Description of problem: kube-apiserver of UPI installed cluster produces lot of "http: TLS handshake error from <pod IP and port>: EOF", there is no this prolbem on IPI installed cluster. Here are snipped logs, I0630 07:40:57.787360 1 log.go:172] http: TLS handshake error from 10.0.13.169:51432: EOF I0630 07:40:58.061804 1 log.go:172] http: TLS handshake error from 10.0.62.240:40917: EOF I0630 07:40:59.080841 1 log.go:172] http: TLS handshake error from 10.0.13.169:58219: EOF I0630 07:41:00.275757 1 log.go:172] http: TLS handshake error from 10.0.13.169:3724: EOF I0630 07:41:00.869014 1 log.go:172] http: TLS handshake error from 10.0.13.169:22398: EOF I0630 07:41:01.124229 1 log.go:172] http: TLS handshake error from 10.0.62.240:34347: EOF I0630 07:41:01.235998 1 log.go:172] http: TLS handshake error from 10.0.13.169:12987: EOF ... Version-Release number of selected component (if applicable): 4.5.0-0.nightly-2020-06-26-215024 How reproducible: always Actual results: $ oc logs -n openshift-kube-apiserver kube-apiserver-ip-10-0-52-119.ap-northeast-1.compute.internal > kas.log $ grep -c 'TLS handshake error from 10.0.' kas.log 99789 Differnet kube-apiserver pods could show different two IPs EOF, see below, $ grep 'TLS handshake error from 10.0.' kas.log | awk -F: '{print $5}' | sort |uniq TLS handshake error from 10.0.13.169 TLS handshake error from 10.0.62.240 $ oc logs -n openshift-kube-apiserver kube-apiserver-ip-10-0-63-85.ap-northeast-1.compute.internal > kas1.log $ grep 'TLS handshake error from 10.0.' kas1.log | awk -F: '{print $5}' | sort |uniq TLS handshake error from 10.0.13.169 TLS handshake error from 10.0.62.240 $ oc logs -n openshift-kube-apiserver kube-apiserver-ip-10-0-71-186.ap-northeast-1.compute.internal > kas2.log $ grep 'TLS handshake error from 10.0.' kas2.log | awk -F: '{print $5}' | sort |uniq TLS handshake error from 10.0.23.192 TLS handshake error from 10.0.66.64 Did a further checking, unable to find them from running pods. $ oc get po -A -o wide | grep -E '10.0.13.169|10.0.62.240' Expected Results: kube-apiserver should not generate a large number of similar TLS handshake errors continuously.
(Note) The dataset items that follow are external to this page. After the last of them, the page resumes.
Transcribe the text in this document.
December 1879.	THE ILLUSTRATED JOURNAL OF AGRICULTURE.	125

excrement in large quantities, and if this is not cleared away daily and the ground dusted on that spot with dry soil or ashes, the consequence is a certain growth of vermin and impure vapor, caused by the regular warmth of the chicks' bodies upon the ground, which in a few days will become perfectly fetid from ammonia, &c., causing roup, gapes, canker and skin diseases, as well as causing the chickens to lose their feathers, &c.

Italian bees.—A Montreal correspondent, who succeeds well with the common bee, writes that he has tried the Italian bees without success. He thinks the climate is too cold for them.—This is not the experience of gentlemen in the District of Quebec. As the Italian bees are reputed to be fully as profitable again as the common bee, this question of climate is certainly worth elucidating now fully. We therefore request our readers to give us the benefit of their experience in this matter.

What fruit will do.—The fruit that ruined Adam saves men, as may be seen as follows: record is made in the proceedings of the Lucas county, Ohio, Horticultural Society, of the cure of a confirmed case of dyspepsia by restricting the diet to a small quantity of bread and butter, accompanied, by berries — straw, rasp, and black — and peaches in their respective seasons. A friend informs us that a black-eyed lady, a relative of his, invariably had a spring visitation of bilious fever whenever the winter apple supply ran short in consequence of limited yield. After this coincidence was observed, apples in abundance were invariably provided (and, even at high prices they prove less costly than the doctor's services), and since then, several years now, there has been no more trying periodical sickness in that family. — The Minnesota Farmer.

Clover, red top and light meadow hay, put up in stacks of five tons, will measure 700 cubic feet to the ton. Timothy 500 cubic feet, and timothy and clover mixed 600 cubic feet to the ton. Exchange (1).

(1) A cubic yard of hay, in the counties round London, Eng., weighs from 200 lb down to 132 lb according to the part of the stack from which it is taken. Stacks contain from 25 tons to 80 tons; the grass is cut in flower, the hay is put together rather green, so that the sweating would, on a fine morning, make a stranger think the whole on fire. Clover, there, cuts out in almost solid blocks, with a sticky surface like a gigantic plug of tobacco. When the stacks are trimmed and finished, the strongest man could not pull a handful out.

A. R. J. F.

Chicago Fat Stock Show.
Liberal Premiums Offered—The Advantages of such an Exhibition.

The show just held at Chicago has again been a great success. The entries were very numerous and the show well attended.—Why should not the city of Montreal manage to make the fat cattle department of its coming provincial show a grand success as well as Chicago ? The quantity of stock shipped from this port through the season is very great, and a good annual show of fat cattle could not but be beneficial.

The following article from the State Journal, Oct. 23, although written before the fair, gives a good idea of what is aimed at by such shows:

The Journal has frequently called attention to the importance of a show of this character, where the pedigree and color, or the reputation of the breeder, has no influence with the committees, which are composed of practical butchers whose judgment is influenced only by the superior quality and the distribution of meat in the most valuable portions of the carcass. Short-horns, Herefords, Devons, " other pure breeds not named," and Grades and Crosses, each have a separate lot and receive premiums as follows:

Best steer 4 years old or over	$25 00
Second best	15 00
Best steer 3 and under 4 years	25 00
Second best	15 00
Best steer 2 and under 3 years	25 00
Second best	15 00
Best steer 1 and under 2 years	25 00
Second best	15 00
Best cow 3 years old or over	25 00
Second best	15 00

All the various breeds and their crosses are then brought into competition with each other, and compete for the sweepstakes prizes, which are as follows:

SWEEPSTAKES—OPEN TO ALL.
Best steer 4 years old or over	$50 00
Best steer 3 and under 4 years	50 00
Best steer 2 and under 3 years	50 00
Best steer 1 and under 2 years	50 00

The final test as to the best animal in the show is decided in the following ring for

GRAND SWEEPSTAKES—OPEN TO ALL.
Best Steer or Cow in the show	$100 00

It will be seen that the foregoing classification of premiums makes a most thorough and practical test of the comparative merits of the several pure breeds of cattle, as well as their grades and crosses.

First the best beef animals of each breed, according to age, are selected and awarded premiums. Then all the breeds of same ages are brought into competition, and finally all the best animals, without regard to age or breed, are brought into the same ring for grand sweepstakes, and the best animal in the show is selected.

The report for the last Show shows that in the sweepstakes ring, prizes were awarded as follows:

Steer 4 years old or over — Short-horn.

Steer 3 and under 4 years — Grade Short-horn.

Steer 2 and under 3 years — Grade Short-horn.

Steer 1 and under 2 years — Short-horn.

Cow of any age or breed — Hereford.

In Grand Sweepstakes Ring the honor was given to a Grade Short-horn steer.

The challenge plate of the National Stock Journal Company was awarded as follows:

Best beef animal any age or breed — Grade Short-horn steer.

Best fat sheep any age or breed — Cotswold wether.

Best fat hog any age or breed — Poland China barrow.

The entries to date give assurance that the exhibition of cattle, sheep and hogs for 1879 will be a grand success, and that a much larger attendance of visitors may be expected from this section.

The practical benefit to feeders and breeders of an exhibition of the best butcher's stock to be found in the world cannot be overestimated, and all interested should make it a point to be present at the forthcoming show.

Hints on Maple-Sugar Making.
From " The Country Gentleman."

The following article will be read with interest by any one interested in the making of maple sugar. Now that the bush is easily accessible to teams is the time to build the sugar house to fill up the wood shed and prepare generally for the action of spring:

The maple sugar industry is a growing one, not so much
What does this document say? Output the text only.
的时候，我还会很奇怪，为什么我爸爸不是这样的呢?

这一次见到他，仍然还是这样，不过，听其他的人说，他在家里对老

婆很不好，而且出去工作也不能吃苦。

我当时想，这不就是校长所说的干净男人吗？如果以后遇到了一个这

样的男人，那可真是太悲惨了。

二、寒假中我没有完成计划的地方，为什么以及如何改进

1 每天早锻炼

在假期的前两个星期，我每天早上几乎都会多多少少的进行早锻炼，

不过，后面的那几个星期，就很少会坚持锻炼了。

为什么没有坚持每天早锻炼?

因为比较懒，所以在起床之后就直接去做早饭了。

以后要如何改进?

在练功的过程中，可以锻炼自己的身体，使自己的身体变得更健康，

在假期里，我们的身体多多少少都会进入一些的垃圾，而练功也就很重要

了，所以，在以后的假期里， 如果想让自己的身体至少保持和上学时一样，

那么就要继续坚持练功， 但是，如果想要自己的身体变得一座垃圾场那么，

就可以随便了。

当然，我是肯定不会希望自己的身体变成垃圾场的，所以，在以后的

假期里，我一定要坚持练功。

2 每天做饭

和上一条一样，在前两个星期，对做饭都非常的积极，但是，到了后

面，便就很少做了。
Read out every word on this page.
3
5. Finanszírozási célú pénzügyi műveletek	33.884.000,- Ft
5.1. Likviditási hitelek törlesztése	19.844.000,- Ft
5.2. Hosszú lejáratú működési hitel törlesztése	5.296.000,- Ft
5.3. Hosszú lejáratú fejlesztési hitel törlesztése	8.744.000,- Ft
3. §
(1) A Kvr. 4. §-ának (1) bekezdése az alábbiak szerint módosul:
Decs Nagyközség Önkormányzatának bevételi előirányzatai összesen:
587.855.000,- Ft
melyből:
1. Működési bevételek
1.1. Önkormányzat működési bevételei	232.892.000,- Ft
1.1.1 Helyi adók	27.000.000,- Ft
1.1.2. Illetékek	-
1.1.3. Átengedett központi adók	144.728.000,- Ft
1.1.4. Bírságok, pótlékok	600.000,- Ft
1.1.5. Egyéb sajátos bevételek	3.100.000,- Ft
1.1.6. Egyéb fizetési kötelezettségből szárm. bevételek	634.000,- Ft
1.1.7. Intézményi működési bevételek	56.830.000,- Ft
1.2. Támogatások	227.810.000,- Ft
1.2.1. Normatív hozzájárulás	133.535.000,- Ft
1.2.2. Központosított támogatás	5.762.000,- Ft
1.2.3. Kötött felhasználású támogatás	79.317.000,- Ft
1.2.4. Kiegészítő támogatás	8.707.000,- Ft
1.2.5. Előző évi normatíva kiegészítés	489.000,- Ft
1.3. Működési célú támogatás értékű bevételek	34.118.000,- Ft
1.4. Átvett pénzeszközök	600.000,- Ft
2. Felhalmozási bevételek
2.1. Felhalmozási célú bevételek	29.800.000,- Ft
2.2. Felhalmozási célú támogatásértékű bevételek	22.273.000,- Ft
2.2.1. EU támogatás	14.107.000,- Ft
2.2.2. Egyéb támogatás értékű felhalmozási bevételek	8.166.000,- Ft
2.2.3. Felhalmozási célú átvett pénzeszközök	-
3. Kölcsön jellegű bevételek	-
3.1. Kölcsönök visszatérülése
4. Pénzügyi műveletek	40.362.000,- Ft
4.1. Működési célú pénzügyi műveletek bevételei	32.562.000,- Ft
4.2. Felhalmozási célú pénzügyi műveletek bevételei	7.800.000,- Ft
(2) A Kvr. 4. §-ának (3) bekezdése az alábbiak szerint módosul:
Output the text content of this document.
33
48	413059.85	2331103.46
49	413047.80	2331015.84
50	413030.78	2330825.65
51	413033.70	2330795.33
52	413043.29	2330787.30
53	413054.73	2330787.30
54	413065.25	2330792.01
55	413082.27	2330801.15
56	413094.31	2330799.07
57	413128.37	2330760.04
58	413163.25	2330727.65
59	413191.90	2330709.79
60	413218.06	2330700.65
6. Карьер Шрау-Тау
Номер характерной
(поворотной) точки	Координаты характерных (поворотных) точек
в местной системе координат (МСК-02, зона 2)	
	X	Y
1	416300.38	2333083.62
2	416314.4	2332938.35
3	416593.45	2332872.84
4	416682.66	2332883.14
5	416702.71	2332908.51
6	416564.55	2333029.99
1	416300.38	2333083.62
Additional info:
This might be tightly related to wrong UPI setup, compare https://github.com/openshift/openshift-docs/pull/21336#issuecomment-651635804. We don't own the load balancer setup in UPI and EOFs are very probably caused by that.
The load balancer is wrongly configured. With tcp probe we get this output. Use proper HTTPS probes on /readyz and it goes away. The docs for IPI were wrong for quite some time. I believe they finally got fixed by describing how to set up probes.
(In reply to Stefan Schimanski from comment #4) > The load balancer is wrongly configured. With tcp probe we get this output. > Use proper HTTPS probes on /readyz and it goes away. The docs for IPI were > wrong for quite some time. I believe they finally got fixed by describing > how to set up probes. Moving this to docs team so that they can include information on the kube-apiserver health checks setup for UPI. the installer doc added by apiserver team is here https://github.com/openshift/installer/blob/master/docs/dev/kube-apiserver-health-check.md
looking at https://github.com/openshift/openshift-docs/blob/main/modules/installation-load-balancing-user-infra.adoc it seems to satisfy the requirements to match the contents from https://github.com/openshift/installer/blob/master/docs/dev/kube-apiserver-health-check.md into a openshift docs page. @sttts do you agree ?
Yes, they look good.
Closing this bug since it is not valid anymore.